9. Na óptica da Produção, refira-se que o VAB (com Impostos) acabou por cair menos 0.1 p.p. do que o PIB, ou seja, 0.5%, mas apresentando um decréscimo homólogo superior ao observado pelo PIB (-0.9% vs -0.7%, no caso do PIB). O sector da Construção registou o comportamento trimestral mais favorável, depois de, no trimestre anterior, ter-se destacado exactamente pela razão oposta (+3.3% vs -5.5%, no 4ºT2010), representando o primeiro acréscimo dos últimos 3 trimestres.

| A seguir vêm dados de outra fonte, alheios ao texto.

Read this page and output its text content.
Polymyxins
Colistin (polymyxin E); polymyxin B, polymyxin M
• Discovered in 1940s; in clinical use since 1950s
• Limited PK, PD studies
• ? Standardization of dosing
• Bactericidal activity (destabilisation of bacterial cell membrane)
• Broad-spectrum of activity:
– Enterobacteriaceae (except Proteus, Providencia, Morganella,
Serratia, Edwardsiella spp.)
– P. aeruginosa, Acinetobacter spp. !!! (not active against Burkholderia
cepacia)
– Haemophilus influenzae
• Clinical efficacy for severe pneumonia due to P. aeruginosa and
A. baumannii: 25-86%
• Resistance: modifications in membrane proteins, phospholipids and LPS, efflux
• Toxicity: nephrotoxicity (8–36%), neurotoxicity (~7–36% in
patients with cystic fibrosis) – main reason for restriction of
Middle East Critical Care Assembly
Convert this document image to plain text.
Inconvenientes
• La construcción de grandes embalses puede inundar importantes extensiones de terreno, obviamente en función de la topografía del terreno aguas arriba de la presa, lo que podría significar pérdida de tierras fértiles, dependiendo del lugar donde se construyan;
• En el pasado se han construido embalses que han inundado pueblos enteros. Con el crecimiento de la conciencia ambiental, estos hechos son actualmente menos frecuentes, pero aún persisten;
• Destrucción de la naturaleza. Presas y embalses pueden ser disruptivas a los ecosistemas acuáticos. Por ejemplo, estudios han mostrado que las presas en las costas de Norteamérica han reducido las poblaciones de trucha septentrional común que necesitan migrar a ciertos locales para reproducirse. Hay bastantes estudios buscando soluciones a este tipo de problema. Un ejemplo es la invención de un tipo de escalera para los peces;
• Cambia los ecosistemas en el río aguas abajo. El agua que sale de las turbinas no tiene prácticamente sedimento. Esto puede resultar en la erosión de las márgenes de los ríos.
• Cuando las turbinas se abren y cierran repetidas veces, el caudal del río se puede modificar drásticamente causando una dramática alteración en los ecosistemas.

Igualmente pela positiva, e em linha com o que havia sido sugerido pelos dados mensais que haviam sido divulgados, o sector industrial conseguir registar um crescimento, com o VAB na Indústria a expandir 1.6%, pelo 2º trimestre nos últimos 3 (-0.3%, no 4ºT2010), devendo ter sido impulsionada, essencialmente, pela melhor dinâmica externa da economia, um resultado que acaba, de certa forma, por ser notável, num trimestre que terá sido especialmente marcado pelas medidas de austeridade implementadas pelo Governo, e que, já no trimestre precedente, haviam condicionado fortemente as expectativas dos agentes económicos e, nesse sentido, o Investimento empresarial. As Actividades Financeiras e Imobiliárias também expandiram, mais do que corrigindo a queda do trimestre anterior (+1.7% vs -0.9%, no 4ºT2010), o mesmo tendo sucedido com a Agricultura, que expandiu pelo 2º mês consecutivo. Como é natural, face à forte queda apresentada pelo Consumo Privado, foram, essencialmente, os Serviços os responsáveis pela queda da actividade económica, no 1ºT2011, com o sector do Comércio, Restaurantes e Hotéis a destacar-se pela negativa (-2.0%), depois de já ter caído, embora residualmente, no trimestre anterior, seguido dos Outros Serviços, que desceram pelo 4º trimestre consecutivo (-1.6%). Os Transportes, Actividades de Informação e Comunicação e a Energia, Água e Saneamento também viram diminuído o nível da actividade, ambos em 0.3%, mas, no 1º caso, representando já a 4ª queda consecutiva. Refira-se, ainda, que os sectores da Indústria e das Actividades Financeiras e Imobiliárias foram os únicos a permanecer em expansão, em termos homólogos (embora, no 1º caso, em ligeiro abrandamento), ao passo que a Agricultura regressou, agora, aos crescimentos.